Mijają 3 – 4 minuty i jestem pochłonięta pisaniem,
a skrzydła motywacji niosą mnie do końca tekstu.

 Tak to mniej więcej wygląda u mnie. A jak to jest u Państwa?

Zadanie:

Proszę podobnie prześledzić swój spadek motywacji w określonej sytuacji. Oczywiście proszę się zastanowić i opracować plan jak można poradzić sobie z demotywatorami i jak wzmocnić działanie motywatorów.

P.S. Rysunek jest autorstwa Andrzeja Mleczki, ogólnie dostępny w Internecie. :)

22 KOMENTARZE

  1. Oczywiscie ze ktos czeka. Czytanie nowego wpisu to moj poranny rutual. A zglebianie – wieczorny Milego dnia MM

  2. O tak, wstaję rano i niemalże pierwszą czynnością nowego dnia jest czytanie Pani wpisu. Wieczorem zerkam na komentarze. Rozsyłam Pani tekst do znajomych, eksponuję na facebooku. Mam nadzieję, że jestem częścią skrzydeł Pani motywacji. Zastanawiam się nad zadaniem na dziś – spróbuję pomyśleć i wieczorem napisać.

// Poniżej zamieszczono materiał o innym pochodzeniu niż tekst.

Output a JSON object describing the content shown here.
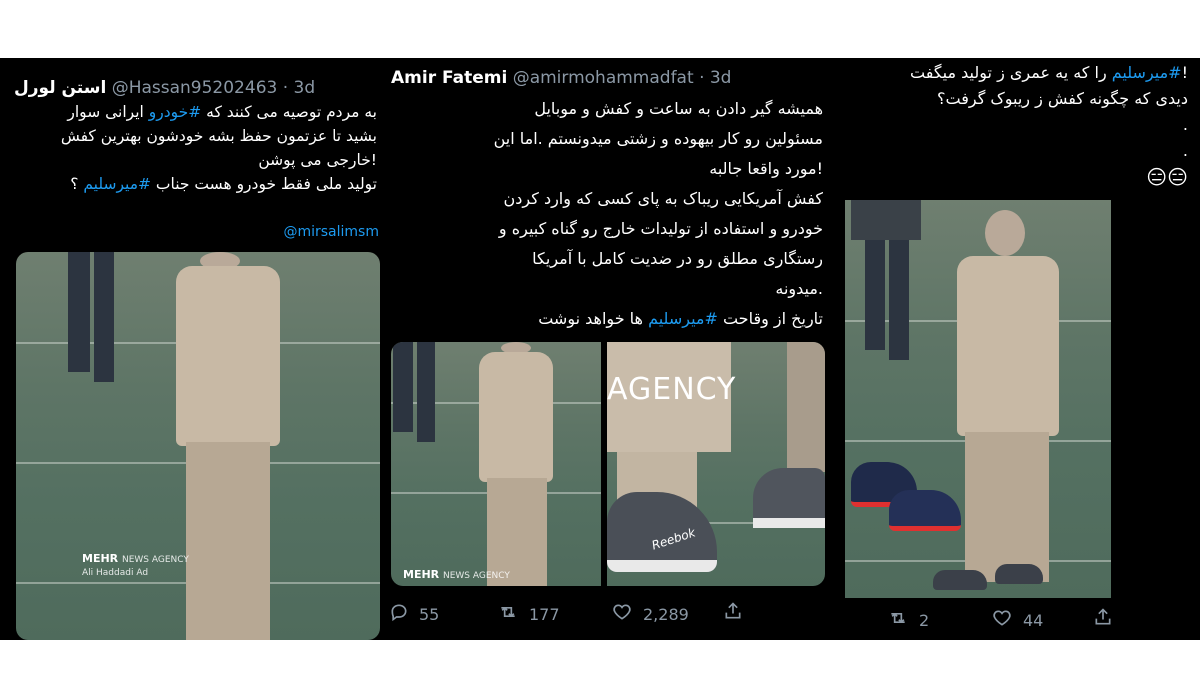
{
  "tweet1": {
    "display_name": "استن لورل",
    "handle": "@Hassan95202463",
    "time": "· 3d",
    "lines": [
      "به مردم توصیه می کنند که ",
      "بشید تا عزتمون حفظ بشه خودشون بهترین کفش",
      "!خارجی می پوشن",
      "تولید ملی فقط خودرو هست جناب "
    ],
    "tag_khodro": "#خودرو",
    "line1_tail": " ایرانی سوار",
    "tag_mirsalim": "#میرسلیم",
    "line4_tail": " ؟",
    "mention": "@mirsalimsm",
    "watermark": "MEHR",
    "watermark_sub": "NEWS AGENCY",
    "watermark_credit": "Ali Haddadi Ad"
  },
  "tweet2": {
    "display_name": "Amir Fatemi",
    "handle": "@amirmohammadfat",
    "time": "· 3d",
    "lines": [
      "همیشه گیر دادن به ساعت و کفش و موبایل",
      "مسئولین رو کار بیهوده و زشتی میدونستم .اما این",
      "!مورد واقعا جالبه",
      "کفش آمریکایی ریباک به پای کسی که وارد کردن",
      "خودرو و استفاده از تولیدات خارج رو گناه کبیره و",
      "رستگاری مطلق رو در ضدیت کامل با آمریکا",
      ".میدونه"
    ],
    "last_line_pre": "تاریخ از وقاحت ",
    "tag_mirsalim": "#میرسلیم",
    "last_line_post": " ها خواهد نوشت",
    "watermark": "MEHR",
    "watermark_sub": "NEWS AGENCY",
    "agency_text": "AGENCY",
    "shoe_brand": "Reebok",
    "replies": "55",
    "retweets": "177",
    "likes": "2,289"
  },
  "tweet3": {
    "line1_pre": "!",
    "tag_mirsalim": "#میرسلیم",
    "line1_post": " را که یه عمری ز تولید میگفت",
    "line2": "دیدی  که  چگونه کفش ز ریبوک گرفت؟",
    "dot1": ".",
    "dot2": ".",
    "emoji": "😑😑",
    "retweets": "2",
    "likes": "44"
  },
  "icons": {
    "reply": "reply-icon",
    "retweet": "retweet-icon",
    "like": "heart-icon",
    "share": "share-icon"
  },
  "colors": {
    "hashtag": "#1d9bf0",
    "muted": "#8b98a5",
    "background": "#000000"
  }
}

  3. Pani Iwono, prosze pisać dalej, my siejemy dalej i na pewno za jakiś czas efekty sie pojawią. Temat samorozwoju staje się ważny dla coraz większej ilości ludzi, bo ułatwia im zycie i pozwala na bycie szczęśliwym. Czytając Pani bloga podświadomie stosujemy wszystko w relacjach z innymi ludżmi i pokazujemy naszym podejściem do życia, że mozna inaczej, lepiej…. A jak sie pytają, skąd to wiadomo, to odsyłamy do książek, bloga , na KSD, szkolenia i część pewnie juz korzysta a część za chwile dołączy…. miłego dnia;-)

  4. Iwonko, jesteś wspaniała! A tekst, który napisałaś genialny! Już samo jego przeczytanie przeprowadza przez proces analizy własnej motywacji i sprawia, że jeszcze bardziej “chce się chcieć”.
    Bardzo mi się tez podoba to co napisałaś a propos samego procesu pisania i stwierdzam, że mam tak samo:).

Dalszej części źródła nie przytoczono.